Cardano blockchain data on BigQuery
About BigQuery
According to its official description, BigQuery is a fully managed enterprise data warehouse that helps to manage and analyze data with built-in features like machine learning, geospatial analysis, and business intelligence. BigQuery's serverless architecture allows using SQL queries to get the data you are looking for with zero infrastructure management.
Motivation
Cardano’s on-chain data has considerably grown over the last few months. This means that the time to sync the whole history of the blockchain increases accordingly. Running a node and a DB Sync process (mapping the on-chain data to a relational database) now requires more time and a more robust software instance.
Google BigQuery makes it easier to look up data without the need to run specialized software. Using Google Data Studio, you can also seamlessly create advanced visualizations and dashboards based on the BigQuery data.
Cardano data on BigQuery is organized by epoch numbers. This allows limiting queries to one or several epochs worth of data, which results in a lower cost per query.
There are several things you should note when working with BigQuery:
- The data is fetched (updated) from DB Sync every two hours.
- The data is only updated to approximately the last 20 blocks before the current block height in DB Sync. This is essential to prevent rollbacks of blocks in the case of chain forks.
Getting started with BigQuery
To get started, go to the IOG data analytics dataset.
Note that to start querying data, you need to have a Google project. In case you don’t have a Google project:
- Login to the Google Developer Console
- Create a new project and activate the BigQuery API.
Querying the data
You are now all set to work with the dataset:
- Open the dataset
- Select the table you would like to retrieve data from
- Click the ‘query’ option:
You can find the example queries in the query table schemas section below.
Analyzing the data
BigQuery provides seamless integration with Google Data Studio.
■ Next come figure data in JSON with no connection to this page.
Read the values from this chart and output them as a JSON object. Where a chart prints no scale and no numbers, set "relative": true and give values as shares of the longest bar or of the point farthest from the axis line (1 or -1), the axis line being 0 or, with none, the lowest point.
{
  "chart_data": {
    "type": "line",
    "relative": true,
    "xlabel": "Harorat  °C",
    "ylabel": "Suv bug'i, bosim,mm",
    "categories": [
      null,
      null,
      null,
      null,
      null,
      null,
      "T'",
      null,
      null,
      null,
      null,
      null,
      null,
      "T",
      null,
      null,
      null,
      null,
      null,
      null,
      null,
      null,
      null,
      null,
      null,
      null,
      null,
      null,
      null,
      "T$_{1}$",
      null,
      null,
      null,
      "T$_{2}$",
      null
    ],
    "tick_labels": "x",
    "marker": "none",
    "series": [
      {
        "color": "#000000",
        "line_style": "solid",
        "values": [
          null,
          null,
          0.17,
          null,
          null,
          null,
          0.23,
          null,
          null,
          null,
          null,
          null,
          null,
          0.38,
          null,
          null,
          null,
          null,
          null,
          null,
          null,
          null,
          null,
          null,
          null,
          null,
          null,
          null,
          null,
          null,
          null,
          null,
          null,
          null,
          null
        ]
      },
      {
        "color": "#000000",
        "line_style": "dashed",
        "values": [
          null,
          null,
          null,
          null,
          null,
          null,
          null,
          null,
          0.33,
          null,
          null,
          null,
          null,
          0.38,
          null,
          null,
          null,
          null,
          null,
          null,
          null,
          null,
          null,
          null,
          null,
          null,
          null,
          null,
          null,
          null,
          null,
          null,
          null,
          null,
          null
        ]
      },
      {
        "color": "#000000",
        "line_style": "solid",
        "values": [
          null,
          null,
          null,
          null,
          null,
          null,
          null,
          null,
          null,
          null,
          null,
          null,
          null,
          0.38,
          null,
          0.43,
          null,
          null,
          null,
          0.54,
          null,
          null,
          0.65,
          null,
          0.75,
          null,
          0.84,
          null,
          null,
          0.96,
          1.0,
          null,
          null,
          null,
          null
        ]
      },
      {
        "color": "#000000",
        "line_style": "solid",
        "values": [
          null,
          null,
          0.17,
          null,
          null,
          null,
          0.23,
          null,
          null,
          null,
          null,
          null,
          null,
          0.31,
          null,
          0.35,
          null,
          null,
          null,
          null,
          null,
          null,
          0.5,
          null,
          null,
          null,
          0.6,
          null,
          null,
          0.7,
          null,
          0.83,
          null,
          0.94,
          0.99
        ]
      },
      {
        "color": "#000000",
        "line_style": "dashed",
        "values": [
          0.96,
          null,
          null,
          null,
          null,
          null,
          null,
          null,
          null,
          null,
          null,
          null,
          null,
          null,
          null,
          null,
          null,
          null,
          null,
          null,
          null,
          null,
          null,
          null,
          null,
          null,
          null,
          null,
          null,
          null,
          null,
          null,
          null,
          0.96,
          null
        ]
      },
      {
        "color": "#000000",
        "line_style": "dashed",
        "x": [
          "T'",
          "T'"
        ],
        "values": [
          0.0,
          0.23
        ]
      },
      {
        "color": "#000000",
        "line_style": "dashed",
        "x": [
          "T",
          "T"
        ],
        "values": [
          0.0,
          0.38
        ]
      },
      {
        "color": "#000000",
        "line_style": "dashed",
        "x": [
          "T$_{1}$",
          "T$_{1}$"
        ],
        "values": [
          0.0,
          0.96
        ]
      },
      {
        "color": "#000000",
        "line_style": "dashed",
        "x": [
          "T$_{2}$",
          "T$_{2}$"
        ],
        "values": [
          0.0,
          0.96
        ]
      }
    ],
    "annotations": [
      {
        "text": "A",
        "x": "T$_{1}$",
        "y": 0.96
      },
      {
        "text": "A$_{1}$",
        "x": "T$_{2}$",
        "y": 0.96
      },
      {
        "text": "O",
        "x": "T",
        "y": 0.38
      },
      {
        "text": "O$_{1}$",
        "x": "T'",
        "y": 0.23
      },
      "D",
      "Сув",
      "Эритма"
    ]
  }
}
To import the data into the Data Studio:
- Create a new report
- Select the BigQuery option:
You can now create various charts using the Cardano mainnet dataset:
See more examples in this Data Studio report.
Costs
The cost for querying data from BigQuery is paid by an individual querying it. BigQuery charges an amount analogous to the amount of the data being queried.
Usually, the cost is $5 per terabyte (TB) of the data queried. Find more information by visiting the BigQuery pricing page.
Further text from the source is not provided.